Ahead of the start of the 2018 crop year, there was some concern that a weak La Nina event in the Pacific Ocean -- which helped to bring about the notable drought in the Southern Plains and the southwestern U.S. -- was going to persist all the way through row-crop season as well. That got some attention, and rightly so. After all, it was 30 years ago this year, in 1988, when the Pacific equatorial waters cooled dramatically during late spring and set off a very strong La Nina event, which brought about a 30% drop in corn production from the record year in 1987.
However, the ocean water temperature pattern is not acting cooler. In fact, Pacific temperatures have shown a warming trend in the past several weeks. This trend has been notable enough that, according to the National Oceanic and Atmospheric Administration (NOAA) Climate Prediction Center (CPC), an El Nino Watch is now in effect. The CPC first published the El Nino Watch notice during the June 11-15 week.
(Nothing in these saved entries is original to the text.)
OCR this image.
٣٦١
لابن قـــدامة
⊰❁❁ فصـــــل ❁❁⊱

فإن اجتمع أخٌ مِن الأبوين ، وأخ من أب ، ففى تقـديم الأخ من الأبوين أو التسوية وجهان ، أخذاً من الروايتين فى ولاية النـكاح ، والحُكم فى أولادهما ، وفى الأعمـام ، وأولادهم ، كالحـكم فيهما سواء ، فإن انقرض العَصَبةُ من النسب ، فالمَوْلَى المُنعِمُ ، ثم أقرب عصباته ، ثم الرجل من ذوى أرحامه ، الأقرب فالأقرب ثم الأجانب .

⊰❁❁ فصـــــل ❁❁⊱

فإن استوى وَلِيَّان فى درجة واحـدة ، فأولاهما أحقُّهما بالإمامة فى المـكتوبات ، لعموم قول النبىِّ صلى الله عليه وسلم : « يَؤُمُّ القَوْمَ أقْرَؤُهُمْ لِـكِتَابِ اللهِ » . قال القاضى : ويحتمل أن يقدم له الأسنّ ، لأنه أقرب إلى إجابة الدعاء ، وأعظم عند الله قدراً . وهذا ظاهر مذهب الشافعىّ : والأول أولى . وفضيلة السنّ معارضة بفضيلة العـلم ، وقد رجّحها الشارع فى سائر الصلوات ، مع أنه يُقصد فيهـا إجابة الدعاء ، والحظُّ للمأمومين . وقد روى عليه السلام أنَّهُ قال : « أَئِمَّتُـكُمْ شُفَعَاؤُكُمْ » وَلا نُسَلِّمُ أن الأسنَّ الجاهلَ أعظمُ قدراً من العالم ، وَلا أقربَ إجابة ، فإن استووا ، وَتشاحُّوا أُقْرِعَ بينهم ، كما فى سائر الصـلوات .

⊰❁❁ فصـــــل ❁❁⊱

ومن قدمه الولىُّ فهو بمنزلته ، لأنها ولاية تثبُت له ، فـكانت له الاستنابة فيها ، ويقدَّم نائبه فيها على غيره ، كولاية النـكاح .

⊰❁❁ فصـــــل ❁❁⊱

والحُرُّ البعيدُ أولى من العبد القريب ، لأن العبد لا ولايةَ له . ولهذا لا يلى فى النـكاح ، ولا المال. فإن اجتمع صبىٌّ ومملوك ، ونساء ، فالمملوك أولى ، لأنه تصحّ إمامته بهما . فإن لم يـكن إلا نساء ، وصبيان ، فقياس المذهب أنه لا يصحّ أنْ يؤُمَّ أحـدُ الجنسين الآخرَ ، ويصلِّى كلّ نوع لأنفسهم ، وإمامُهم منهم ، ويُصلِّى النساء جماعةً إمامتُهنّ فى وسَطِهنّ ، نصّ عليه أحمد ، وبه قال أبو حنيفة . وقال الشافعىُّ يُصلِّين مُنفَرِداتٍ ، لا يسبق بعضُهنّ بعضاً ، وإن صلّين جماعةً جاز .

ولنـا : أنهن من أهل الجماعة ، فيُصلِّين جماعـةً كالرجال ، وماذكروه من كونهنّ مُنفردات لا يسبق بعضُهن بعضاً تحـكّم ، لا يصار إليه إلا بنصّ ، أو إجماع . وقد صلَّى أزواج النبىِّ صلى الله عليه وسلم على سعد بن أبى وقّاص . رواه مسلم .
It reads in part:
ENSO Alert System Status: El Nino Watch
ENSO-neutral conditions are present.
Equatorial sea surface temperatures (SSTs) are near-to-above average across the east-central Pacific Ocean.
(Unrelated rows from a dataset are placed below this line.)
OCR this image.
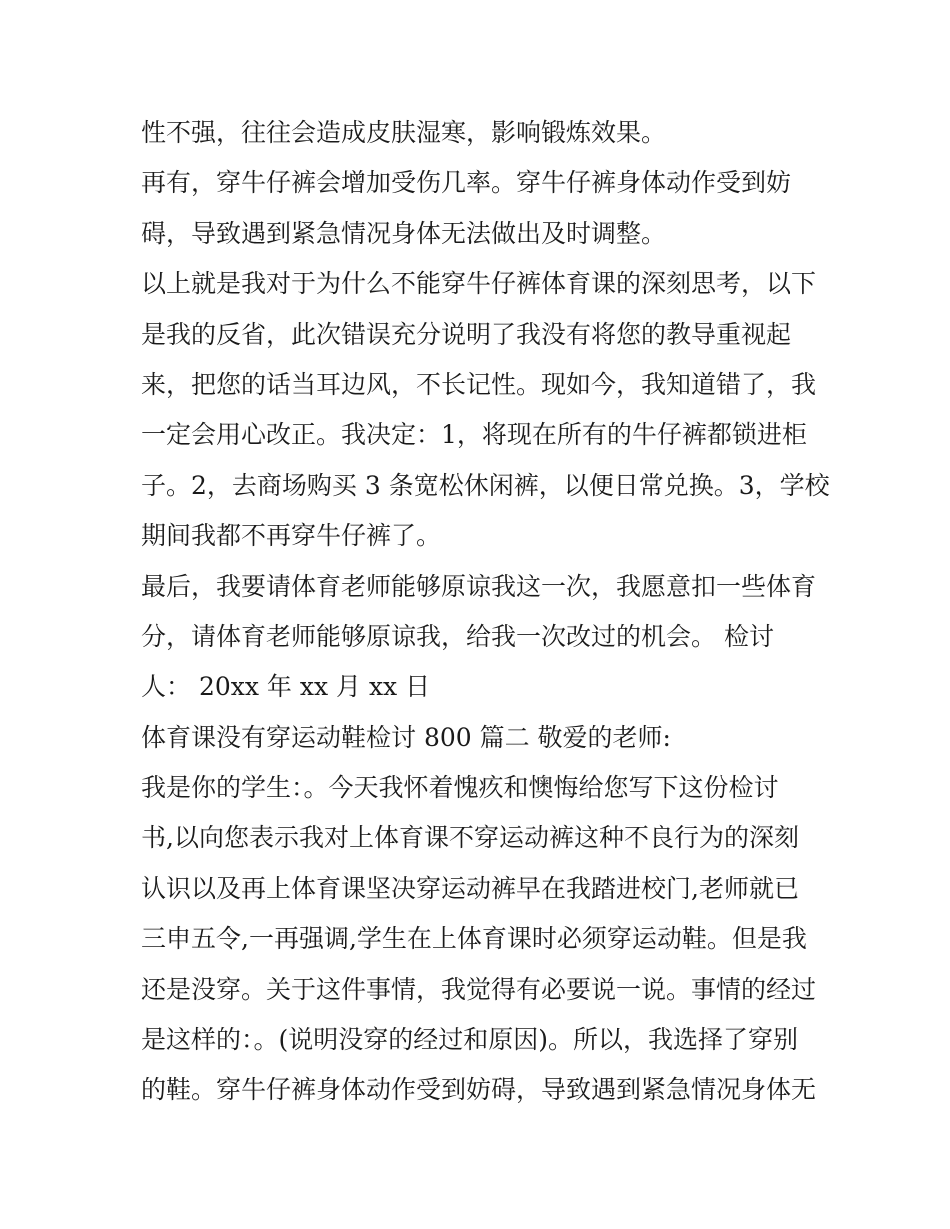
性不强，往往会造成皮肤湿寒，影响锻炼效果。
再有，穿牛仔裤会增加受伤几率。穿牛仔裤身体动作受到妨
碍，导致遇到紧急情况身体无法做出及时调整。
以上就是我对于为什么不能穿牛仔裤体育课的深刻思考，以下
是我的反省，此次错误充分说明了我没有将您的教导重视起
来，把您的话当耳边风，不长记性。现如今，我知道错了，我
一定会用心改正。我决定：1，将现在所有的牛仔裤都锁进柜
子。2，去商场购买 3 条宽松休闲裤，以便日常兑换。3，学校
期间我都不再穿牛仔裤了。
最后，我要请体育老师能够原谅我这一次，我愿意扣一些体育
分，请体育老师能够原谅我，给我一次改过的机会。 检讨
人： 20xx 年 xx 月 xx 日
体育课没有穿运动鞋检讨 800 篇二 敬爱的老师:
我是你的学生：。今天我怀着愧疚和懊悔给您写下这份检讨
书,以向您表示我对上体育课不穿运动裤这种不良行为的深刻
认识以及再上体育课坚决穿运动裤早在我踏进校门,老师就已
三申五令,一再强调,学生在上体育课时必须穿运动鞋。但是我
还是没穿。关于这件事情，我觉得有必要说一说。事情的经过
是这样的：。(说明没穿的经过和原因)。所以，我选择了穿别
的鞋。穿牛仔裤身体动作受到妨碍，导致遇到紧急情况身体无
ENSO-neutral is favored through Northern Hemisphere summer 2018, with the
chance for El Nino increasing to 50% during fall, and about 65% during winter 2018-19.
However, computer forecast models now point to a slightly stronger and faster-forming El Nino than the models were indicating during May. The official El Nino ocean temperature threshold is 0.5 degree Celsius above average -- and that value is now showing as a possible development by late summer-early fall -- the August/September/October period, as opposed to later in the fall season, October/November/December.
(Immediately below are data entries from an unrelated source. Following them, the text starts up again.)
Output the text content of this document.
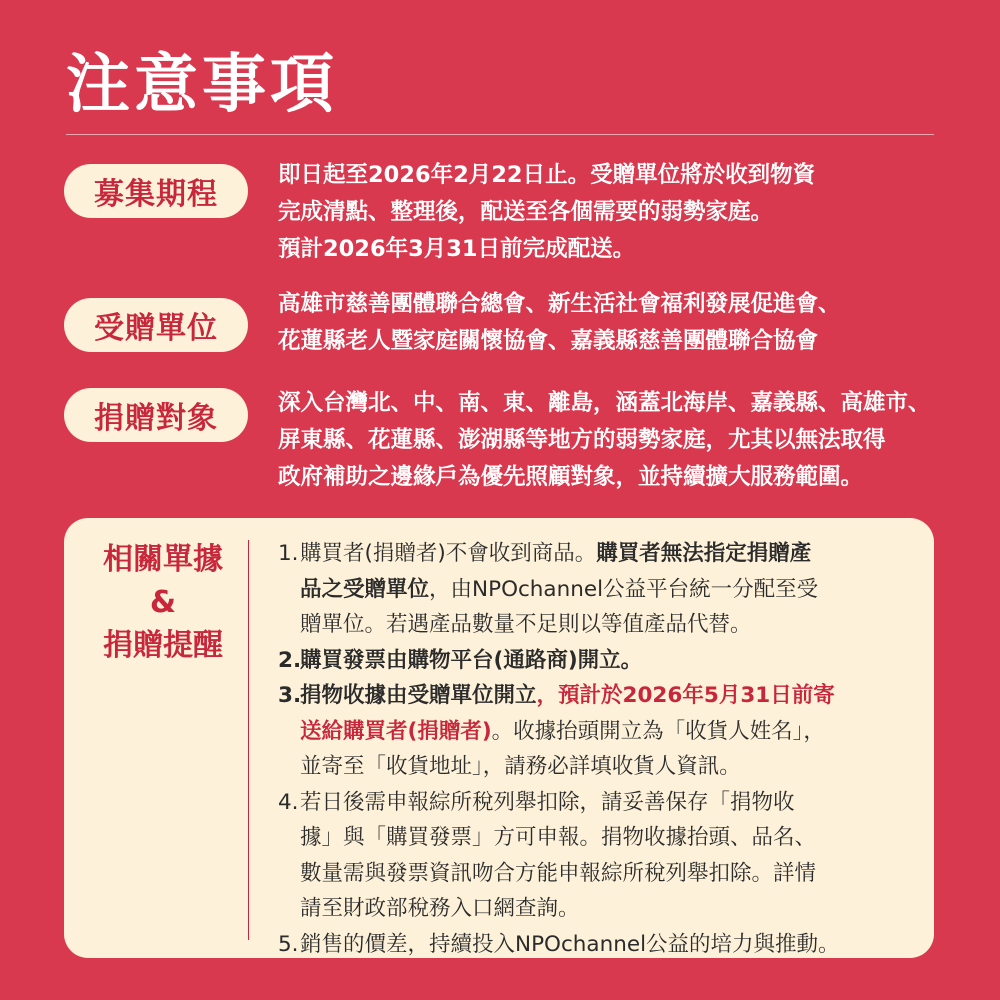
注意事項
募集期程

即日起至2026年2月22日止。受贈單位將於收到物資
完成清點、整理後，配送至各個需要的弱勢家庭。
預計2026年3月31日前完成配送。

受贈單位

高雄市慈善團體聯合總會、新生活社會福利發展促進會、
花蓮縣老人暨家庭關懷協會、嘉義縣慈善團體聯合協會

捐贈對象	深入台灣北、中、南、東、離島，涵蓋北海岸、嘉義縣、高雄市、
屏東縣、花蓮縣、澎湖縣等地方的弱勢家庭，尤其以無法取得
政府補助之邊緣戶為優先照顧對象，並持續擴大服務範圍。

相關單據
&
捐贈提醒
1. 購買者(捐贈者)不會收到商品。購買者無法指定捐贈產
品之受贈單位，由NPOchannel公益平台統一分配至受
贈單位。若遇產品數量不足則以等值產品代替。
2.
購買發票由購物平台(通路商)開立。
3.
捐物收據由受贈單位開立，預計於2026年5月31日前寄
送給購買者(捐贈者)。收據抬頭開立為「收貨人姓名」，
並寄至「收貨地址」，請務必詳填收貨人資訊。
4. 若日後需申報綜所稅列舉扣除，請妥善保存「捐物收
據」與「購買發票」方可申報。捐物收據抬頭、品名、
數量需與發票資訊吻合方能申報綜所稅列舉扣除。詳情
請至財政部稅務入口網查詢。
5. 銷售的價差，持續投入NPOchannel公益的培力與推動。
The sea surface temperature is not the only parameter showing a tendency toward El Nino features. Low-level winds in the Pacific equator region are showing a stronger west-to-east tendency. That's also an El Nino characteristic -- and this ties in with recent values of the Australia Southern Oscillation Index (SOI) which have been running at minus 10 or lower -- another indicator of El Nino conditions forming.
These trends are important for a possible positive impact on crops. El Nino-related wind patterns make it difficult to maintain a standing, stagnant, and crop-threatening high pressure cell over the central U.S. In fact, even as the prospect for a round of hot weather highlights the 10-day forecast going into the last week of June and the first few days of July, my colleague Mike Palmerino suggested Friday that the ability of a hotter pattern to linger may be limited.
"I do not expect it to turn dry enough to impact crop conditions, and in some areas, drier weather would be welcome after heavy rains this week," Palmerino said.
The CPC six- to 10-day forecast issued Friday afternoon goes along with that idea, calling for above-normal temperatures and above-normal rainfall -- warm and wet -- over much of the northern, central and southeastern U.S.
"If indeed we have an earlier development of El Nino, this could keep crop conditions quite favorable going into pollination," Palmerino said.